In 2015, 1.8 million people died as a result of tuberculosis. The consumption, as the so dangerous infectious disease in the vernacular means is transmitted via bacteria. What is alarming is that many bacterial strains are resistant to antibiotics. The figures of the World Health Organization (WHO) are frightening: about every 20 seconds a person dies from tuberculosis (TB or TB). A tuberculosis patient can catch up to 15 people a year. One third of the world's population is considered infected. Between 4, 000 and 6, 000 new cases are reported annually in Germany.
Tuberculosis - a defeated disease?
For many years it was believed that tuberculosis, like pest and leprosy, was defeated thanks to modern medicines, better health care and hygiene. For the western industrialized countries this is largely true. But the immunodeficiency syndrome AIDS and the greater mobility of people through travel or immigration is a reason for the return of tuberculosis.
Dissemination of resistance
In Africa, Eastern Europe and Central Asia, the disease has become one of the biggest medical problems. Particularly dramatic for the sufferers is the fact that increasingly spread bacterial strains, which are resistant to most antibiotics and classical tuberculosis drugs. Such a strain - term multidrug-resistant tuberculosis (MDR-TB) - has been detected in more than 100 countries, including Western Europe and North America. Such strains develop when patients prematurely stop treatment, which is predominantly the case in the poorer countries of the world.
Resistance develops because not all bacteria are killed during therapy. That is why, especially in tuberculosis treatment, combinations of drugs are used to destroy as many germs as possible. In addition, the application must be done long enough. If patients take the medication irregularly or stop treatment, there is a risk of the disease flaring up again - this time with resistant germs.
Transmission by droplet infection
Tuberculosis is a chronic infectious disease that is almost always transmitted by tubercle bacteria via droplet infection. The pathogens are inhaled, enter the lungs. Here, the phagocytes (macrophages) attack the bacteria, but thanks to a special protective mechanism, most bacteria survive.
When the phagocyte disintegrates after work, the bacteria can become active again, new macrophages must be produced. This creates a first inflammatory focus, the so-called primary tuberculosis.
Tuberculosis: course and symptoms
Often the body protects itself by encapsulating the focus of inflammation - the pathogens do not spread further. The infected person feels no complaints. But often enough - sometimes after years - and favored by a weakened immune system, the pathogens of tuberculosis find their way into the body. Again inflammatory foci develop, not only in the lungs, but also in the kidneys, bones or brain.

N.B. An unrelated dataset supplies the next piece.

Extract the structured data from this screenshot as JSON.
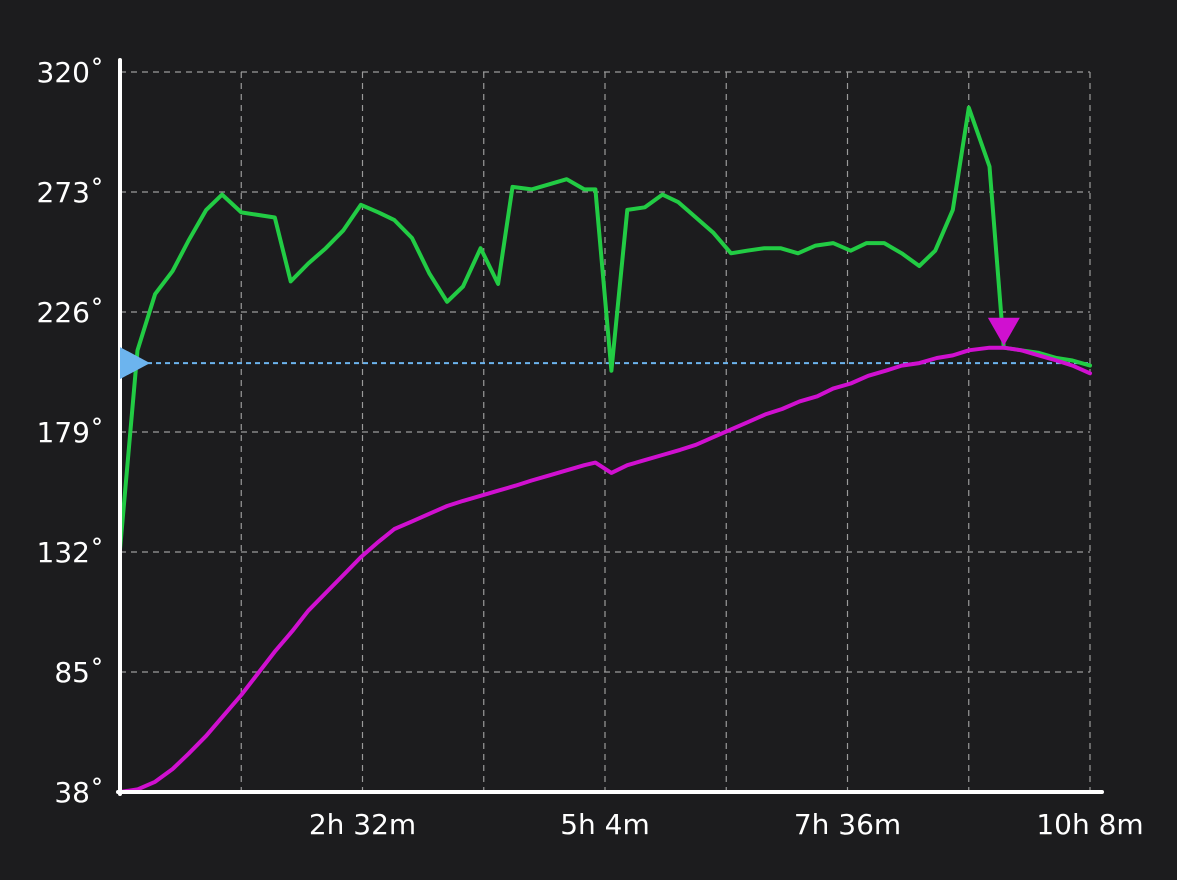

The treachery of tuberculosis is its creeping course: coughing, nocturnal moderate fever attacks and weight loss are symptoms that may also point to other infectious diseases. For weeks of coughing with bloody sputum and severe physical weakness (hence the name consumption) the symptoms are already clearer.
Evidence of tuberculosis
The clear evidence is only possible by a clinical-chemical analysis, for example, the bronchial secretion.
In addition, there is the tuberculin test: A substance that is obtained from the capsules of tuberculosis bacteria is injected via a punch into the skin; a skin reaction (usually a palpable nodule) at the earliest after 72 hours indicates an infection, even if it is not an open tuberculosis.
Open tuberculosis is notifiable
Tuberculosis is contagious when a focus of inflammation breaks out, because now the pathogens reach the outside. This is the dreaded open tuberculosis that must be reported to the health department immediately. The patients are isolated because the risk of infection is very high.
The incubation period is between four and six weeks.
Treatment of tuberculosis
The infectious disease is curable if patients are treated promptly and consistently with appropriate medication. Tuberculosis is treated with a combination of several antibiotics that must be administered for about nine months. The patient must be examined regularly for two years.
Vaccination against tuberculosis
A survived tuberculosis does not protect against a new infection. Therefore, vaccination is only useful for certain people, such as medical nurses or infants and the elderly, which are exposed to a higher risk of infection, for example by infected relatives.
During vaccination, certain immune cells are activated, which ultimately reduces the risk of infection. However, according to WHO tests, numerous vaccinated individuals have experienced a general deterioration of the body's own defenses, including complications such as abscesses at the injection site, bone and bone marrow inflammations and meningitis.
Discovery of tuberculosis
On March 24, 1882, Dr. Robert Koch, head of the bacteriological department of the imperial health department in Berlin, in his lecture "Etiology of tuberculosis" of the discovery of the tubercle bacterium. Koch developed a vaccine against tuberculosis a few years later.
Due to his merits, the disease is also called "Koch's disease".